Avera St. Mary’s Hospital v. Sully County 

The third case involves an immigrant worker from Mexico who suffered a medical emergency while working a seasonal job in Sully County. The worker, identified as J.R., received an emergency appendectomy from Avera St. Mary’s Hospital in Pierre and Avera sought reimbursement for his medical treatment from Sully County. 

Sully County board of commission denied Avera’s claim saying J.R. was not a resident of Sully County and denied Avera’s two appeals which the circuit affirmed after the county considered an affidavit, testimony and arguments regarding Avera’s claim. 

Avera is appealing the circuit court erred on its reliance on a previous SD Supreme Court case from 1918 and in its interpretation of South Dakota law regarding county duties to relieve nonresidents in distress.

Robert R. Nelson is the attorney for Avera St. Mary’s Hospital, while Ryan Vogel, Zachary Peterson and Jack Hieb are the attorneys for Sully County. 

Barr v. Cole 

The last case on Wednesday involves a 2016 car crash in Tea involving Stuart Hughes and Doug Barr. Hughes, who was working as a law clerk in the First Circuit, ran a stop sign and collided with Barr. Barr sued for $1 million in damages and the two parties settled on $500,000. 

Barr and his wife Dawn then sued the lawyers he was represented by for the settlement. Barr was represented by Jeffrey Cole, William Sims and Gregory Brewers. Barr sued them claiming negligence, breach of fiduciary duty, fraud and breach of contract because the Barr’s believed they could have got an additional $500,000 through the Public Entity Pool for Liability fund. 

The circuit court concluded Hughes deviated from his employment because he was going to a family dinner when the crash happened and not getting reimbursed for travel while going from Vermillion to Parker and back to Vermillion. 

The Barrs are appealing must show the underlying claim would have been successful in a legal malpractice claim and whether the circuit court erred when it concluded Hughes was acting outside the scope of his employment when the crash happened. 

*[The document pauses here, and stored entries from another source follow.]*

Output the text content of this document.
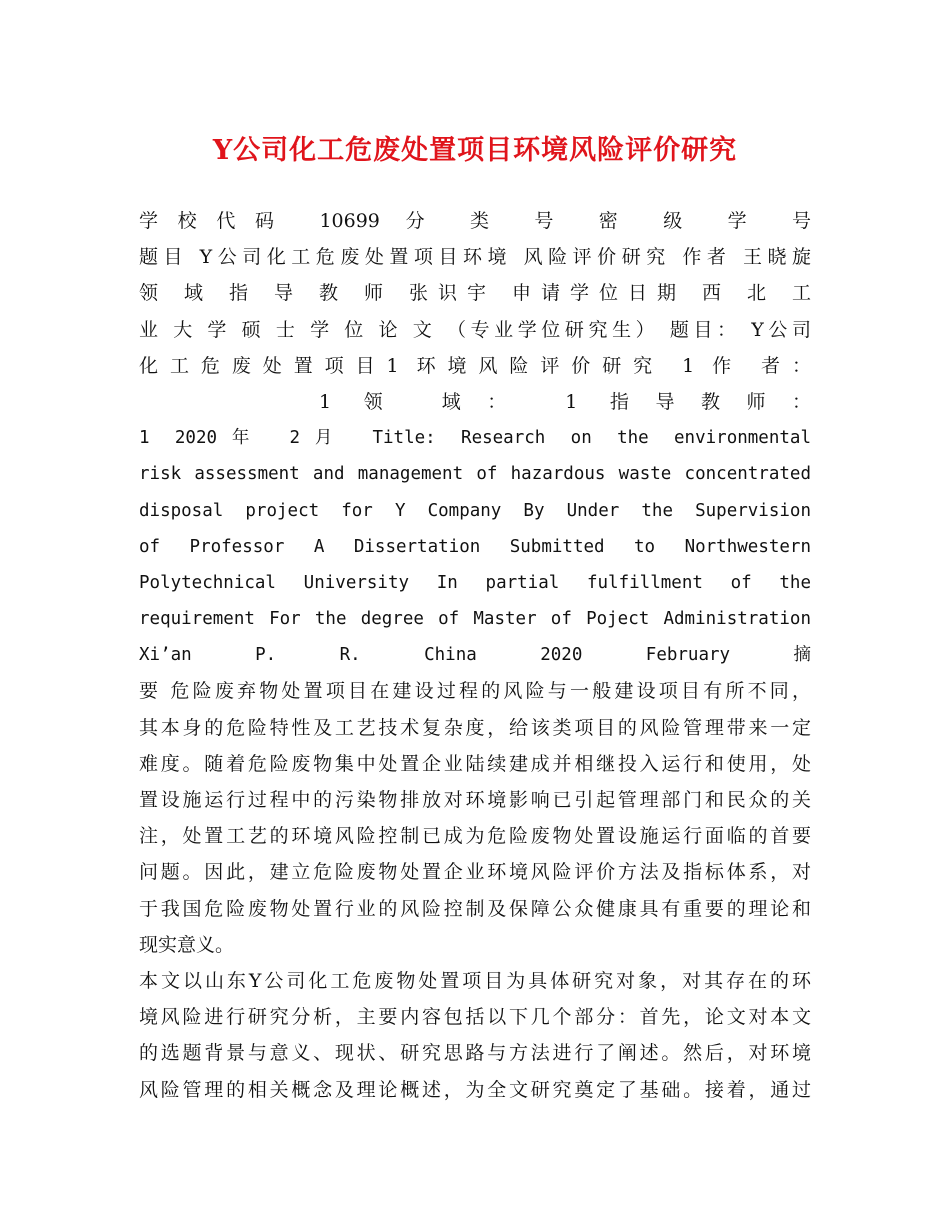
Y公司化工危废处置项目环境风险评价研究
学校代码 10699 分 类 号 密 级 学 号
题目 Y公司化工危废处置项目环境 风险评价研究 作者 王晓旋
领 域 指 导 教 师 张识宇 申请学位日期 西 北 工
业 大 学 硕 士 学 位 论 文 （专业学位研究生） 题目： Y公司
化工危废处置项目1 环境风险评价研究 1 作 者：
1 领 域： 1 指导教师：
1 2020年 2月 Title: Research on the environmental
risk assessment and management of hazardous waste concentrated
disposal project for Y Company By Under the Supervision
of Professor A Dissertation Submitted to Northwestern
Polytechnical University In partial fulfillment of the
requirement For the degree of Master of Poject Administration
Xi’an P. R. China 2020 February 摘
要 危险废弃物处置项目在建设过程的风险与一般建设项目有所不同，
其本身的危险特性及工艺技术复杂度，给该类项目的风险管理带来一定
难度。随着危险废物集中处置企业陆续建成并相继投入运行和使用，处
置设施运行过程中的污染物排放对环境影响已引起管理部门和民众的关
注，处置工艺的环境风险控制已成为危险废物处置设施运行面临的首要
问题。因此，建立危险废物处置企业环境风险评价方法及指标体系，对
于我国危险废物处置行业的风险控制及保障公众健康具有重要的理论和
现实意义。
本文以山东Y公司化工危废物处置项目为具体研究对象，对其存在的环
境风险进行研究分析，主要内容包括以下几个部分：首先，论文对本文
的选题背景与意义、现状、研究思路与方法进行了阐述。然后，对环境
风险管理的相关概念及理论概述，为全文研究奠定了基础。接着，通过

Lee Schoenbeck and Joe Erickson are the attorneys for the Barrs, while Jeffrey Hurd and Emily Smoragiewicz are the attorneys for Jeffrey Cole and William Sims. 

What to know about South Dakota’s Supreme Court 

The five members of South Dakota’s Supreme Court are appointed by the governor from judicial districts and the picks are subject to statewide electoral approval three years after appointment and every eight years after that. 

South Dakota Supreme Court Justices must retire at age 70 and the Supreme Court is final judicial authority on all matters involving the legal and judicial system in South Dakota. 

The members of the South Dakota’s Supreme Court are Chief Justice Steven Jensen, Janine Kern, Mark Salter, Patricia DeVaney and Scott Myren.

Kern was appointed by Gov. Dennis Daugaard in 2014, Jensen was appointed by Daugaard in 2017 and Salter was appointed by Daugaard in 2018. Gov. Kristi Noem appointed DeVaney in 2019 and Myren was appointed by Noem in 2021. 

The court travels throughout the state to hear oral arguments to give citizens in the state a better opportunity to see and hear how the court functions. The South Dakota Supreme Court allowed both television and still cameras in the Supreme Court in August 2001. 

“The South Dakota Supreme Court each fall and spring holds term of court outside of our courtroom at the State Capitol in Pierre,” Chief Justice Jensen said in a news release. “These special sessions give South Dakotans an up-close look at how the judicial system works and how the courts resolve disputes.”

The South Dakota Supreme Court issues opinions on cases every Wednesday, which are made public on Thursdays.